My goal for 2026 is to take the next step in my screenwriting journey by finding the right manager or agent to represent my work. I’ve already begun reaching out to agencies like CircleMP, who champion unique and diverse voices in film and television. I want to continue developing my stories — PACO, Gift of Hope, and My Name is John… — while building strong creative relationships that can help bring them to the screen. More than anything, I hope 2026 will be a year of connection, growth, and opportunity.
What projects are you currently working on?
I’m currently developing on 2 stories. My first one is a series called Barrio De Los Fantasmas (Neighborhood Of The Ghosts) and it focuses on a 16-year-old boy, Diego, who discovers he can see and talk to ghosts – not to fight them, but to understand them. In this town, the dead still live among the living, dealing with the same emotions, humor, and heart as when they were alive.
My second story is a full-length feature titled This Is Gonna Hurt — a darkly funny, emotionally charged action film that blends gritty hand-to-hand combat with personal trauma and twisted humor.
It follows a former Marine who finds himself pulled into a violent situation that quickly unravels into something far more personal than he — or anyone else — could have expected. Beneath the chaos lies a story about brotherhood, guilt, and the kind of pain you can’t outrun, no matter how fast you fight.
At its core, This Is Gonna Hurt isn’t just about bullets and bruises — it’s about the promises we break, the family we inherit, and the hurt we carry when we leave things unfinished.
What would you ask event organizers in the film industry to do in order to support the creativity of highly talented independent artists like yourself?
I would ask them to look deeper into the heart of independent storytelling.
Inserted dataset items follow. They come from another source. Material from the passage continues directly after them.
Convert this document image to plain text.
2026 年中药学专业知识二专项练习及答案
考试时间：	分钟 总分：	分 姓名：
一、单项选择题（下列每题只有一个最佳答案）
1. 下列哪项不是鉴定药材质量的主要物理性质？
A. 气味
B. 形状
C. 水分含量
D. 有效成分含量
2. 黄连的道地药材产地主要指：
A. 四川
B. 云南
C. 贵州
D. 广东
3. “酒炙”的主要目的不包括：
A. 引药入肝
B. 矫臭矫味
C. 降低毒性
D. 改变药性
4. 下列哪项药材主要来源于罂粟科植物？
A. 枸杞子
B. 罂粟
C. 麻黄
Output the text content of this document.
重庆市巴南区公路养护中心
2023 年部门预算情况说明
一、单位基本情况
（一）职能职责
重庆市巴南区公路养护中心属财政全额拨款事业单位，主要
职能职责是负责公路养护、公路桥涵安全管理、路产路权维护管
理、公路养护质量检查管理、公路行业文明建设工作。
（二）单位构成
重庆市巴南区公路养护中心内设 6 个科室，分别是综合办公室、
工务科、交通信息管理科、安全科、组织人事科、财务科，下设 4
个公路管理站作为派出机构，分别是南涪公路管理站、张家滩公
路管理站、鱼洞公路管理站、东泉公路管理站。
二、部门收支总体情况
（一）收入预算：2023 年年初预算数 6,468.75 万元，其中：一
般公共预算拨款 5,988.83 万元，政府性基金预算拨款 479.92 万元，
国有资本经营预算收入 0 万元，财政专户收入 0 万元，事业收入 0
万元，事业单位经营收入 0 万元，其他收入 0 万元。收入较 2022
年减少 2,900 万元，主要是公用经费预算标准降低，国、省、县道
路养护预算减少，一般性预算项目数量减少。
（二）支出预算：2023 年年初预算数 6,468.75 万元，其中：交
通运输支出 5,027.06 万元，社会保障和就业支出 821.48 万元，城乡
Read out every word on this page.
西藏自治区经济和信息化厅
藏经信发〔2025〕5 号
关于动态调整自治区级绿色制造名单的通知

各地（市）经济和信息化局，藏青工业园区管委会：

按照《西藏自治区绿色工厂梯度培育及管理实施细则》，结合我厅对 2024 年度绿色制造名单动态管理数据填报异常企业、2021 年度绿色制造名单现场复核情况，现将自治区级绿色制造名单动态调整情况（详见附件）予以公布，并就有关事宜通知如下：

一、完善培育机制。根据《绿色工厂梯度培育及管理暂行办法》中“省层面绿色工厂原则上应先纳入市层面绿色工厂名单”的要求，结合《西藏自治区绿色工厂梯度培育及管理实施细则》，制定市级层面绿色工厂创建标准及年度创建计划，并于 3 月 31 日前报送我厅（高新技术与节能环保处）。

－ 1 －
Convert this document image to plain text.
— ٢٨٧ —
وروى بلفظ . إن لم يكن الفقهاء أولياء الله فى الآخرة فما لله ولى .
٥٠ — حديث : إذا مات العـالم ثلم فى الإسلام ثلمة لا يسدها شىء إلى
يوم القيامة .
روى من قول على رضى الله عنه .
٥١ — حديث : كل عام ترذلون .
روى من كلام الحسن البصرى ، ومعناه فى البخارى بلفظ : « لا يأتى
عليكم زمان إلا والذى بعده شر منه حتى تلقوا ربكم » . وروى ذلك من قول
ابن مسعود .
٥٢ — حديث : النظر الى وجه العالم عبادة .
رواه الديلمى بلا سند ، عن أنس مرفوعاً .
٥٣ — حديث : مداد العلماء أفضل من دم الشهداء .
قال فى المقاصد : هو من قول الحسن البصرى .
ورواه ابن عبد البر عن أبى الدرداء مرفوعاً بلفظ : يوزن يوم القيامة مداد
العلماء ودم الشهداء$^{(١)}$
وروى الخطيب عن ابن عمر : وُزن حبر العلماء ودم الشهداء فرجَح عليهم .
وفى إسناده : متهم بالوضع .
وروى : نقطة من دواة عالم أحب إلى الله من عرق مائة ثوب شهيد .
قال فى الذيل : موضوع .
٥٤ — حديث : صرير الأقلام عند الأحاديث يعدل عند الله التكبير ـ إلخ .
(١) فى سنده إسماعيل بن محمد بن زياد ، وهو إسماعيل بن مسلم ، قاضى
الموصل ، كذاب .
Indie artists are the original storytellers — the ones inspired by filmmakers who built cinema from raw vision and passion, not studios or budgets. The spirit of John Cassavetes, Francis Ford Coppola, and Frederick Wiseman in the 1960s and 1970s — and later artists like Steven Soderbergh, Jim Jarmusch, Quentin Tarantino, and Wes Anderson — paved the way for new generations to follow. Today, filmmakers like Paul Thomas Anderson, Richard Linklater, Noah Baumbach, and Greta Gerwig keep that spirit alive. We need the industry to continue supporting platforms, grants, and festivals that celebrate this kind of originality — because that’s where the next great voices are born.
What vision or desire currently guides your artistic choices?
My artistic vision is driven by the belief that storytelling is a form of healing. I’m guided by faith, memory, and the emotional power of human connection — stories that bridge family, culture, and time. Whether it’s the spiritual resilience of PACO, the emotional grace in Gift of Hope, or the cosmic reflection in My Name is John…, I’m always chasing truth — the kind that lingers with the audience long after the credits roll. My desire is to create stories that remind people that hope still exists, even in the darkest places.